IDG, the parent of MacWorld, PC World, ComputerWorld, InfoWorld and about 100 other variants and localized versions, has long published poorly written trash to serve its advertisers, not its readers.
For example: InfoWorld Publishes False Report on Mac Security
I got so tired of IDG, ZDnet, CNET and more CNET that I started writing myth deconstructions and realized that many of these writers not only know nothing about their subject matter, but also use a lot of words without any grasp of their meaning. My favorites are "proprietary" and "anecdotal."
What has really impressed me is that the power and reputation associated with IT trade magazines is really undeserved. There is so little information, they are so poorly written, and so full of gratuitious ignorance that it has been a bit of an eye-opener on the media in general. I once naievely thought that one needed qualifications in order to write. That is not the case.
This PC World isue simply offers more proof that IDG and other magazines have no credibility and just publish enough fluff to hold together their ad space.

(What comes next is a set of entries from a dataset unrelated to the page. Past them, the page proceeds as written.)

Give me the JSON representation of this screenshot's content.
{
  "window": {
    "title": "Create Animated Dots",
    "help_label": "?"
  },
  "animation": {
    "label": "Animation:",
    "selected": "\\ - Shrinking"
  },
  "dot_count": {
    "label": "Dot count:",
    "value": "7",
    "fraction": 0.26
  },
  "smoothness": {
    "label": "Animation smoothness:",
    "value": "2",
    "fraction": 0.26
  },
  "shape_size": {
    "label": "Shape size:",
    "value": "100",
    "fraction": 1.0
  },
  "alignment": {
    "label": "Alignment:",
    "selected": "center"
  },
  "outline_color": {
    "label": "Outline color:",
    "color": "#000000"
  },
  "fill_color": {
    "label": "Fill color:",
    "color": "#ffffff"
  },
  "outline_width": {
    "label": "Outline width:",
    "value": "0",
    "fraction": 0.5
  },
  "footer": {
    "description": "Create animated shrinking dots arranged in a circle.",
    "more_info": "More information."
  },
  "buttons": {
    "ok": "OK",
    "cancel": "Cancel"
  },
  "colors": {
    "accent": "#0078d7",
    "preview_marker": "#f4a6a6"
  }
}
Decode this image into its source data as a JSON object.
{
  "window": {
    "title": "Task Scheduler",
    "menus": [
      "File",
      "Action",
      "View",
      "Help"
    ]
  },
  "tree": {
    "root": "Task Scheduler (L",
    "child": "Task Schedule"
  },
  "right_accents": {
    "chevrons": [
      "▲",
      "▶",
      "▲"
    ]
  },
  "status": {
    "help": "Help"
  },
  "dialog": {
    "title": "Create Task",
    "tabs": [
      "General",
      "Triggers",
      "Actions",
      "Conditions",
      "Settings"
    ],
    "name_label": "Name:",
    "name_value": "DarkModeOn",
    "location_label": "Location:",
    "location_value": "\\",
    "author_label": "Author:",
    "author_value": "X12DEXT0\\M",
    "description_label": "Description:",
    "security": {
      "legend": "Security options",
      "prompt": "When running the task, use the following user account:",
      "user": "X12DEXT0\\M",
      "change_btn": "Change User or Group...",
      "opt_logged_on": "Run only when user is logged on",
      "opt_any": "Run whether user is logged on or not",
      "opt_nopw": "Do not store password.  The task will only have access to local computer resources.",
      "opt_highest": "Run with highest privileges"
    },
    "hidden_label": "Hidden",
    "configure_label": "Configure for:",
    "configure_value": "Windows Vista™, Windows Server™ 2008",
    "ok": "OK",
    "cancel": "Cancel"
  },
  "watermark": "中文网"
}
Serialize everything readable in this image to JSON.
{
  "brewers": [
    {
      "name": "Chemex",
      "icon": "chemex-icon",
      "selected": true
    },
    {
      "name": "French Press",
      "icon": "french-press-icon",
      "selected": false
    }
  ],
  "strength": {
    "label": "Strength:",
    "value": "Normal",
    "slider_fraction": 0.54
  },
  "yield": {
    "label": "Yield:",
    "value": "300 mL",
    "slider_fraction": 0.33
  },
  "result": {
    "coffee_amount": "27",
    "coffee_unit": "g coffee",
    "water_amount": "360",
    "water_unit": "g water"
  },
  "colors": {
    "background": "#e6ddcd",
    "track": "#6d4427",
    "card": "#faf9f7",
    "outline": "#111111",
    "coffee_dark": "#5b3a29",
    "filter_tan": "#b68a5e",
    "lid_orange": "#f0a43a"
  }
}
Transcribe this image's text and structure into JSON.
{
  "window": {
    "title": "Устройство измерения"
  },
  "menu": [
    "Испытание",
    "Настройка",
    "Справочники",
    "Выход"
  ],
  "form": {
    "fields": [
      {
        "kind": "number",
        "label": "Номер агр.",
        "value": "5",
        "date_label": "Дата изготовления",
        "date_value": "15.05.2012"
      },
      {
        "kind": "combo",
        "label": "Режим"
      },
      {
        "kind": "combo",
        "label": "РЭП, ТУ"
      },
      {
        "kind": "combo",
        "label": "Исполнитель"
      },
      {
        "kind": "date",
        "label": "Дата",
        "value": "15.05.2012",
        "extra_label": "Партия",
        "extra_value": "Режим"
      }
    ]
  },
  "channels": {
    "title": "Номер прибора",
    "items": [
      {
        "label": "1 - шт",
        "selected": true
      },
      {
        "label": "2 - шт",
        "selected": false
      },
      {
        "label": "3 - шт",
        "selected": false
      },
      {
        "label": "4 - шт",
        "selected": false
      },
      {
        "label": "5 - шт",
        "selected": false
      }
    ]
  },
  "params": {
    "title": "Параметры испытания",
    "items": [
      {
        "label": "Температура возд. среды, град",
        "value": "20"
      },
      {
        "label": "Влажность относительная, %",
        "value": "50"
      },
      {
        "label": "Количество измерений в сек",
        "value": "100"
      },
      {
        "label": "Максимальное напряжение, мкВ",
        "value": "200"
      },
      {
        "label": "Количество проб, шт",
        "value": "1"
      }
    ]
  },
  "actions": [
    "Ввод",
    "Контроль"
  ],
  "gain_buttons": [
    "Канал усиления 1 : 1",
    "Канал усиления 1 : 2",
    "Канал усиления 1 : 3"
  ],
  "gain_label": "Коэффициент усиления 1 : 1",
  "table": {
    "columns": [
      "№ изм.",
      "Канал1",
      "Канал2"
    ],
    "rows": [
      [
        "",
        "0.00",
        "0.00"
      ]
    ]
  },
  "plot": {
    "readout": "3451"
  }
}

And that's too bad, because they used to be a GOOD magazine. These are some things that sent MacWorld down the tubes, and they are responsible for most of them.
So after being a Macworld purchaser and later subscriber for over 10 years, I let my sub end in May 2006.
That's what they used to call their advertising-review policy.
I can't say that they always followed it, but they seemed to take it seriously enough in the past. They wrote articles on it, and they were not afraid to give a half-star rating when warranted. And I remember they often gave one or two-star ratings to prime advertisers like Apple. (They used to use stars, not mice.)
The US free market: two halves of a government-granted duopoly are free to set the market price.